Além dessas dificuldades relatadas pelos docentes que puderam ser associadas à literatura, algumas como o conhecimento dos alunos, a questão de saber lidar com os mesmos e a dimensão social da educação, que inclui as diversidades encontradas na sala aula e a inclusão, são aspectos que precisam ser mais bem explorados pela literatura. Os docentes estão requerendo um saber que os possibilite lidar com fatos extracurriculares, como as experiências relatadas por André e Juca, referentes às brigas e ao aborto, bem como a

necessidade relatada pela docente Flávia, que enfatiza ser imprescindível o apoio de um psicólogo em diversas situações enfrentadas.

Depois de analisar as dificuldades encontradas pelos docentes em início de carreira e o que consideram importante saber para ser um professor, é possível fazer um paralelo com a formação inicial. Garcia (1999) cita princípios que devem orientar uma formação docente. Quando esses princípios utilizados por ele são analisados, é possível visualizar os saberes elencados como necessários para os professores entrevistados, o que expande um pouco mais os saberes desenvolvidos por outros pesquisadores. O autor em questão desenvolve esses conceitos em oito princípios: conceber a formação como um contínuo, integrar a formação de professores ao processo de mudanças, ligar seus processos ao desenvolvimento organizacional da escola, integrar os conteúdos acadêmicos e pedagógicos, integrar teoria e prática, procurar o isomorfismo entre a formação recebida e a educação que posteriormente será pedido que ele desenvolva, lidar com individualização e formar para a indagação e reflexão.

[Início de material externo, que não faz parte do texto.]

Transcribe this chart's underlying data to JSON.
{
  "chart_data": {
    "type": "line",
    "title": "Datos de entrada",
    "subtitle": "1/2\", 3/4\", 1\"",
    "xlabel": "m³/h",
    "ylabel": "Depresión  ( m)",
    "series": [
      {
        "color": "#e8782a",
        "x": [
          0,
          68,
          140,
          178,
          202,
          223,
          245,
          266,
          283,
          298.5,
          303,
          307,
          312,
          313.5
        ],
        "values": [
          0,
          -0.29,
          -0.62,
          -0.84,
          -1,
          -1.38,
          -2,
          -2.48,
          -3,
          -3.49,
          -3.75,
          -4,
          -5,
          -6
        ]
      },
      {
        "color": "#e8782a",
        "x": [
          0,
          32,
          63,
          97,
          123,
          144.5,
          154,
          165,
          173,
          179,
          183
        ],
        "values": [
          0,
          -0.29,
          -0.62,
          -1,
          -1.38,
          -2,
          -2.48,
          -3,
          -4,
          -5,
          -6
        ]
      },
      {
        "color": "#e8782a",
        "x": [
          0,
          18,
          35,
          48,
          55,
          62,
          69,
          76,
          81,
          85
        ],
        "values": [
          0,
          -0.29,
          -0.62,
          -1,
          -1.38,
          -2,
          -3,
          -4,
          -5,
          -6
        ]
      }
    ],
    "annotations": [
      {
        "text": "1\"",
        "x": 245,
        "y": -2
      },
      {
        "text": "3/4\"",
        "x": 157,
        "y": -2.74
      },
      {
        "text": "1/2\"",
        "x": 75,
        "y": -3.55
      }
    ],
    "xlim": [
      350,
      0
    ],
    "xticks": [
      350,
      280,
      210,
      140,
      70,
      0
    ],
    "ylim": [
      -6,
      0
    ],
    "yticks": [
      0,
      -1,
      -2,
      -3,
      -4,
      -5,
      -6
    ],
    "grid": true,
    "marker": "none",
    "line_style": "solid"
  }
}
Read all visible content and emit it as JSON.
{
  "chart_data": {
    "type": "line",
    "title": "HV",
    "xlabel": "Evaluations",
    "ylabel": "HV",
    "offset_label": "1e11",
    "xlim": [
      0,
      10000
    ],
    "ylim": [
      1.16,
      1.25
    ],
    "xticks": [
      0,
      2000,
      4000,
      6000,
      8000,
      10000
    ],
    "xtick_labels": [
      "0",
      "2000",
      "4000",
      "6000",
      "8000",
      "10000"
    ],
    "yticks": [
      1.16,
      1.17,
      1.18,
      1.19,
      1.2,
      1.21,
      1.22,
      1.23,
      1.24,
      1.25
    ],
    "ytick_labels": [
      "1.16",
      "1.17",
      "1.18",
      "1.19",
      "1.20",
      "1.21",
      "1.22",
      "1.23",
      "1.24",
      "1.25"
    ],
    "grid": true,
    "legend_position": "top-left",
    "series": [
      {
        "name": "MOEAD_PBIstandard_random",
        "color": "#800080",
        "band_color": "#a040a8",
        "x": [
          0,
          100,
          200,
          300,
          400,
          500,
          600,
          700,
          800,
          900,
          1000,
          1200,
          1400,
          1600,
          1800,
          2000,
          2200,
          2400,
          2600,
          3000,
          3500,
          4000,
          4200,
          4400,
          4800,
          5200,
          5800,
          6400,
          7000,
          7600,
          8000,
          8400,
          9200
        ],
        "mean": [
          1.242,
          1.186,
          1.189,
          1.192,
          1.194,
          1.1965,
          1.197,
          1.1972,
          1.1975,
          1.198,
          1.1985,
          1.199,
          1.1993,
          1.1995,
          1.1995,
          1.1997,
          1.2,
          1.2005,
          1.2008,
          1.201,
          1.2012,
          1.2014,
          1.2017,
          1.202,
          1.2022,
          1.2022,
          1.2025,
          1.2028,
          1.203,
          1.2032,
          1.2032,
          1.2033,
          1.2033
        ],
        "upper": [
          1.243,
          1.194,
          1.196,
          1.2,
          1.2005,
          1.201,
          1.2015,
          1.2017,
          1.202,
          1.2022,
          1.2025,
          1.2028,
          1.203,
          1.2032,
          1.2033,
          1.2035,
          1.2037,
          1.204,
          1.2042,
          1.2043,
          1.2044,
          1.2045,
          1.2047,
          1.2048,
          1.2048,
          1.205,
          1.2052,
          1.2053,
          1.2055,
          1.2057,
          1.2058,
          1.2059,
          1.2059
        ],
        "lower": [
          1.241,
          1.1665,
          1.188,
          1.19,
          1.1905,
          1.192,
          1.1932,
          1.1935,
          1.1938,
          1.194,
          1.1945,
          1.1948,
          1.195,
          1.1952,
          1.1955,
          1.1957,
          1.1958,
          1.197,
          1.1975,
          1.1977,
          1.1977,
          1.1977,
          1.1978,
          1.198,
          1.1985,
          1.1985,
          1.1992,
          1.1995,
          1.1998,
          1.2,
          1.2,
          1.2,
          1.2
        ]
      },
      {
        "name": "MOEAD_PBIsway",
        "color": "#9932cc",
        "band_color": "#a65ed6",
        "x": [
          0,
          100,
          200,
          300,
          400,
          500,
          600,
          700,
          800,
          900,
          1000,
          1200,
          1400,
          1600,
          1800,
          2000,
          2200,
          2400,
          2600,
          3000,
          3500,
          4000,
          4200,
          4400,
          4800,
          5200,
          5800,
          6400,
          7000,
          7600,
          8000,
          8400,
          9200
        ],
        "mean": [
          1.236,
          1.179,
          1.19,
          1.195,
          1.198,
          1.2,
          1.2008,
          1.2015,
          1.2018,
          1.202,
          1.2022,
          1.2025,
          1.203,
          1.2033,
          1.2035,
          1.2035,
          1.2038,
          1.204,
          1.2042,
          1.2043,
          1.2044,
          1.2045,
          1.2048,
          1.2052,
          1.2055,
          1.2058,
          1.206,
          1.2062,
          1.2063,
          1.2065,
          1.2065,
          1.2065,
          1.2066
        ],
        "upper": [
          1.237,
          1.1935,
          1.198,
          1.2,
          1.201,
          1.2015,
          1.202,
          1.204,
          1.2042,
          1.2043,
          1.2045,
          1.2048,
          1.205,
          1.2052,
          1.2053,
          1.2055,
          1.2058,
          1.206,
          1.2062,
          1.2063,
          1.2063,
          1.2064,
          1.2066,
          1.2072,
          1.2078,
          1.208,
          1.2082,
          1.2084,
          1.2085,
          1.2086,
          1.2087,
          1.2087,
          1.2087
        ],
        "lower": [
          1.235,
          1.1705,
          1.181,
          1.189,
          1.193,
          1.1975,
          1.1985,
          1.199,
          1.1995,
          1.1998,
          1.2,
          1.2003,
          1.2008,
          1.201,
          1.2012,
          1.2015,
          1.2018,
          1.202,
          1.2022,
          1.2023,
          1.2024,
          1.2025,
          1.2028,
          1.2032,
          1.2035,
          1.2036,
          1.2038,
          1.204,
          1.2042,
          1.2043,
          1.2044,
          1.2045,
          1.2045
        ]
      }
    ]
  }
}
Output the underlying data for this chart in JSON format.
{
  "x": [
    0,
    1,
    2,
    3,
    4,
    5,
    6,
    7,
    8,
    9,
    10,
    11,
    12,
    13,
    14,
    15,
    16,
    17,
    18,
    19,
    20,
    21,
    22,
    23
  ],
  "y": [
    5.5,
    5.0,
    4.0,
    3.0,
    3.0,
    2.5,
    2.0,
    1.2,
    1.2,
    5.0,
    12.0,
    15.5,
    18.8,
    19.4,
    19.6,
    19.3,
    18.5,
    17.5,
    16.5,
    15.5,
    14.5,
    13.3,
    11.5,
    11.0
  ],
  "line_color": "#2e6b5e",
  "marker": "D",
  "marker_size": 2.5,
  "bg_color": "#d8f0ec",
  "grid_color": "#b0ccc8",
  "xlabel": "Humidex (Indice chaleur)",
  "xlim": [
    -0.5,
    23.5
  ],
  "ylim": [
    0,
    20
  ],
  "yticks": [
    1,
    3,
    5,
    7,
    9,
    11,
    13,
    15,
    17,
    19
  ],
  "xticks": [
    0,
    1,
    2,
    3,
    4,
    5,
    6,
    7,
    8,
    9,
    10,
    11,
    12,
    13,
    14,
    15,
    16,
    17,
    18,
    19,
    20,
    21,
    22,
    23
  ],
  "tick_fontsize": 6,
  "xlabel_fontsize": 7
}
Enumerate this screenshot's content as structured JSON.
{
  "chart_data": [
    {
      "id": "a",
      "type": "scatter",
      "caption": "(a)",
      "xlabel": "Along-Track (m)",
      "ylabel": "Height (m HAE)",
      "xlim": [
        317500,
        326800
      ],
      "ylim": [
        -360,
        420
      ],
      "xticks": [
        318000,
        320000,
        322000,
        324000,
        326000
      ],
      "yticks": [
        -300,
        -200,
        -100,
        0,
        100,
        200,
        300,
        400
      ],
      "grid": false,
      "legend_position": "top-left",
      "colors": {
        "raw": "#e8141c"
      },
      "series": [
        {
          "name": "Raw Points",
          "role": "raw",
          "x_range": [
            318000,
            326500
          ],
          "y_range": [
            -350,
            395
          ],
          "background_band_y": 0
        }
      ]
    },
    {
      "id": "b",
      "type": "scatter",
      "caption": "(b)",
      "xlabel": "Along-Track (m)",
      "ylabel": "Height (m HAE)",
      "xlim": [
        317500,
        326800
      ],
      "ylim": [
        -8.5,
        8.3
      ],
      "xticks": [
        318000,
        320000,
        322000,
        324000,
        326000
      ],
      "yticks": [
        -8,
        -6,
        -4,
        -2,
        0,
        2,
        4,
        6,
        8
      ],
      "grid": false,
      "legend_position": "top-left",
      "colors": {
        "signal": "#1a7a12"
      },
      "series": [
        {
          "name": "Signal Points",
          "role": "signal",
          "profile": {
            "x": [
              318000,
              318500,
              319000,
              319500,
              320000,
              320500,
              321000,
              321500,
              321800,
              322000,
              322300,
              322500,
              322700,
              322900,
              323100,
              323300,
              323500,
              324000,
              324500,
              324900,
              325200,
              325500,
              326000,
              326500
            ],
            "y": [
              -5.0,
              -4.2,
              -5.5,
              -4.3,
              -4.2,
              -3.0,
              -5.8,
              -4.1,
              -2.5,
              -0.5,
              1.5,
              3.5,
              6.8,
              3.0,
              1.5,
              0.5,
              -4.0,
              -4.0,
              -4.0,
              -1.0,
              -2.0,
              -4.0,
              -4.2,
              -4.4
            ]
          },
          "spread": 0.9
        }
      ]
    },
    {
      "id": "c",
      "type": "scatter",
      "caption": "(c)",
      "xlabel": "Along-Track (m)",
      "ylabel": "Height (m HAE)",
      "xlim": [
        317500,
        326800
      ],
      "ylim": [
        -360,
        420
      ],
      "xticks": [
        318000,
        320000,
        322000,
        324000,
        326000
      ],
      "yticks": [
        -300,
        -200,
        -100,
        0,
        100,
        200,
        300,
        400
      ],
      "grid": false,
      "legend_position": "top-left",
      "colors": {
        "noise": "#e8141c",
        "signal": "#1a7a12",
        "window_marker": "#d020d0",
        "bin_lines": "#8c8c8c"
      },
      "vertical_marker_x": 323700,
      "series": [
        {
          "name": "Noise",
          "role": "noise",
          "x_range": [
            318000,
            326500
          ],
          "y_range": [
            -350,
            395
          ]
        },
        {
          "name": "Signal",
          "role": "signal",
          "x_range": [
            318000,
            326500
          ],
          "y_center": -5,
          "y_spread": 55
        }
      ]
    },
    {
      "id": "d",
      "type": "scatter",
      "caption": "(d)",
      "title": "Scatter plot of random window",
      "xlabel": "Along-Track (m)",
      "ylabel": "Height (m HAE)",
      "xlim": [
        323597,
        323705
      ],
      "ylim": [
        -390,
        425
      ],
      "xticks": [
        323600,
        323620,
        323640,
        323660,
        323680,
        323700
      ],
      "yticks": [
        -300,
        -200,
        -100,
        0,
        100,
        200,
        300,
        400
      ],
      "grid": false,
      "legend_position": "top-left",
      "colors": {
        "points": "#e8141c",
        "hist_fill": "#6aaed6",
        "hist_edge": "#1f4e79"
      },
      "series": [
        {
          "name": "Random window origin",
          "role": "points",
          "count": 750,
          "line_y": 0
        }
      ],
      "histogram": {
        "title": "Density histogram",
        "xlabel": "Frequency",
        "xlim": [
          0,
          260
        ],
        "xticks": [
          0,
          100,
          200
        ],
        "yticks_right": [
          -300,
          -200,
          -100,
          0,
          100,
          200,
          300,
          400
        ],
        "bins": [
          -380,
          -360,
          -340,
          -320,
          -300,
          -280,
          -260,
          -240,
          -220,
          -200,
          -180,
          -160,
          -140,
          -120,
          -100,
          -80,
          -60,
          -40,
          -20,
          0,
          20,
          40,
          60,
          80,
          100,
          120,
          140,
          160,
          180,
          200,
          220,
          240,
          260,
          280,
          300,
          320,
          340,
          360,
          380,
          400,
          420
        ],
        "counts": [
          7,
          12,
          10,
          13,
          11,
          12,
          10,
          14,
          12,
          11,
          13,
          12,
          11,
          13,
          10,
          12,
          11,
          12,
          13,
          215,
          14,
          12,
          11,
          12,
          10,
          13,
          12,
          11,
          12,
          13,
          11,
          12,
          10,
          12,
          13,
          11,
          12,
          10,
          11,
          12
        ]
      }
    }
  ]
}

Após essa aproximação da prática escolar dos professores iniciantes, em que foi possível destacar as dificuldades encontradas por eles, suas necessidades de apoio e principalmente o que consideram necessário ao professor saber para o exercício de sua profissão, e diante dessa definição de formação de Garcia (1999), que nos orienta com princípios básicos da formação docente, será feita uma análise do curso de licenciatura que os formaram. No capítulo seguinte os docentes produzirão significados sobre o curso de licenciatura que os formaram, identificando os limites e as contribuições do curso de licenciatura em matemática da UFV para formação, constituição dos saberes e atuação na docência.